1.Member States shall reject an application for an intra-corporate transferee permit in any of the following cases:
(a)where Article 5 is not complied with;
(b)where the documents presented were fraudulently acquired, or falsified, or tampered with;
(c)where the host entity was established for the main purpose of facilitating the entry of intra-corporate transferees;
(d)where the maximum duration of stay as defined in Article 12(1) has been reached.
2.Member States shall, if appropriate, reject an application where the employer or the host entity has been sanctioned in accordance with national law for undeclared work and/or illegal employment.
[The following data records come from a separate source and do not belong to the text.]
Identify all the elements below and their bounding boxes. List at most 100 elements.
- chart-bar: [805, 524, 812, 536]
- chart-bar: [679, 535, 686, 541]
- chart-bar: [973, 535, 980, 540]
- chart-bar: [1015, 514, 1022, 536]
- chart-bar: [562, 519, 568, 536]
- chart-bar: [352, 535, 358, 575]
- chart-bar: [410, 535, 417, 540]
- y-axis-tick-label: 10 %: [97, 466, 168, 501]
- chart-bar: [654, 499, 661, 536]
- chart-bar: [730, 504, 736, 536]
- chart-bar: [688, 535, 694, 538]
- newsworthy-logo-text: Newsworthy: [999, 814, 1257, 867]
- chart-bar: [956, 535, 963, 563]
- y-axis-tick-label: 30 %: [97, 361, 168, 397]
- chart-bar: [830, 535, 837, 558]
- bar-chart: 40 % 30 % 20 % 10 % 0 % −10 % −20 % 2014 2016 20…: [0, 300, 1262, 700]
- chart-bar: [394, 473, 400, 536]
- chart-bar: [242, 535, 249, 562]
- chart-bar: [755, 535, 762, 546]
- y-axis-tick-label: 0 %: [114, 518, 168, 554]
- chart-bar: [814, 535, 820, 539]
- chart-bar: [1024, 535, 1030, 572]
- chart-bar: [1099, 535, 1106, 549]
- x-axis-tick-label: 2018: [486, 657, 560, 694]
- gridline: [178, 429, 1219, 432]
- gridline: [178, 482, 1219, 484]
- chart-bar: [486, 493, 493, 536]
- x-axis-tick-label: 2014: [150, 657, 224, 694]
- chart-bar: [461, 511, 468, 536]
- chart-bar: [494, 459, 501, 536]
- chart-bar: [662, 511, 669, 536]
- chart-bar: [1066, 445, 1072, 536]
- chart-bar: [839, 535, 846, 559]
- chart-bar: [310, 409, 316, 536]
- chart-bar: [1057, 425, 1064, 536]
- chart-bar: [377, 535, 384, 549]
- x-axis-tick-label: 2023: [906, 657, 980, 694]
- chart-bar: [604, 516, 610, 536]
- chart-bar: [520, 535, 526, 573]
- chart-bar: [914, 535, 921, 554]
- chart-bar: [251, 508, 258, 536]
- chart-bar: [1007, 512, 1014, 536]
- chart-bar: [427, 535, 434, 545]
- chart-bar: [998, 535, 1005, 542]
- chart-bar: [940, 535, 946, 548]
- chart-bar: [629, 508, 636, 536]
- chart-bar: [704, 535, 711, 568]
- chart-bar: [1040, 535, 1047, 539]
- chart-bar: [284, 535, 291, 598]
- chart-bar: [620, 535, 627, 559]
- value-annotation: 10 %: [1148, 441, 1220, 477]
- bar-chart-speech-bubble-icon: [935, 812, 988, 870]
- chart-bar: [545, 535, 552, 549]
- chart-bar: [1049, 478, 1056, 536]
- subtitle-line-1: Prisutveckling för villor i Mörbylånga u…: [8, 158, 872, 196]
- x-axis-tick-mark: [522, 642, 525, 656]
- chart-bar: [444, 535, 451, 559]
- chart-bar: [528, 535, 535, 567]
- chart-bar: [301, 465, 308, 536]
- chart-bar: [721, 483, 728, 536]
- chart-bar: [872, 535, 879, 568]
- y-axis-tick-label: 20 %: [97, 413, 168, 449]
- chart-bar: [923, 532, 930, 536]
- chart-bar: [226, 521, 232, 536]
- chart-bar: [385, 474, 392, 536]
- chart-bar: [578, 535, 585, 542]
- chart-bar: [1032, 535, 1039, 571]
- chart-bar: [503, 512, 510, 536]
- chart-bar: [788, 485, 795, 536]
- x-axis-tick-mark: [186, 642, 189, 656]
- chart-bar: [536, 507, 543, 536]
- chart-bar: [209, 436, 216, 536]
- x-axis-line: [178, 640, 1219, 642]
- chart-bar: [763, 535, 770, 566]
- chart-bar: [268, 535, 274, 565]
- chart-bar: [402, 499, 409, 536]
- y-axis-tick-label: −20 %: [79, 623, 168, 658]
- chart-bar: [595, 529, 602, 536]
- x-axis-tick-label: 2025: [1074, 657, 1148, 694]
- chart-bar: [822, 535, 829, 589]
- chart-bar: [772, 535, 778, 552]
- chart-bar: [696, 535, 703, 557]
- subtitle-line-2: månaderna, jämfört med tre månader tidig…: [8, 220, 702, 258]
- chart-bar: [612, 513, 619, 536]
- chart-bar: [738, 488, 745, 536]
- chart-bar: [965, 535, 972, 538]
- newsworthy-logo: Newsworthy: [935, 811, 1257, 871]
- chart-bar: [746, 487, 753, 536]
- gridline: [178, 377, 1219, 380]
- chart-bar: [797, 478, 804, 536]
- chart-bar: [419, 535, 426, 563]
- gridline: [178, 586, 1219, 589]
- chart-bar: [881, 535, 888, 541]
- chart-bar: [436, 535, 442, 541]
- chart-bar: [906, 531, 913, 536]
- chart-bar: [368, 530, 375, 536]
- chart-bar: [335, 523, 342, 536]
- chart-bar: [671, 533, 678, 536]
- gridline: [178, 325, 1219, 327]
3.Member States may reject an application for an intra-corporate transferee permit in any of the following cases:
(a)where the employer or the host entity has failed to meet its legal obligations regarding social security, taxation, labour rights or working conditions;
(b)where the employer's or the host entity's business is being or has been wound up under national insolvency laws or no economic activity is taking place;
(c)where the intent or effect of the temporary presence of the intra-corporate transferee is to interfere with, or otherwise affect the outcome of, any labour management dispute or negotiation.
4.Member States may reject an application for an intra-corporate transferee permit on the ground set out in Article 12(2).
5.Without prejudice to paragraph 1, any decision to reject an application shall take account of the specific circumstances of the case and respect the principle of proportionality.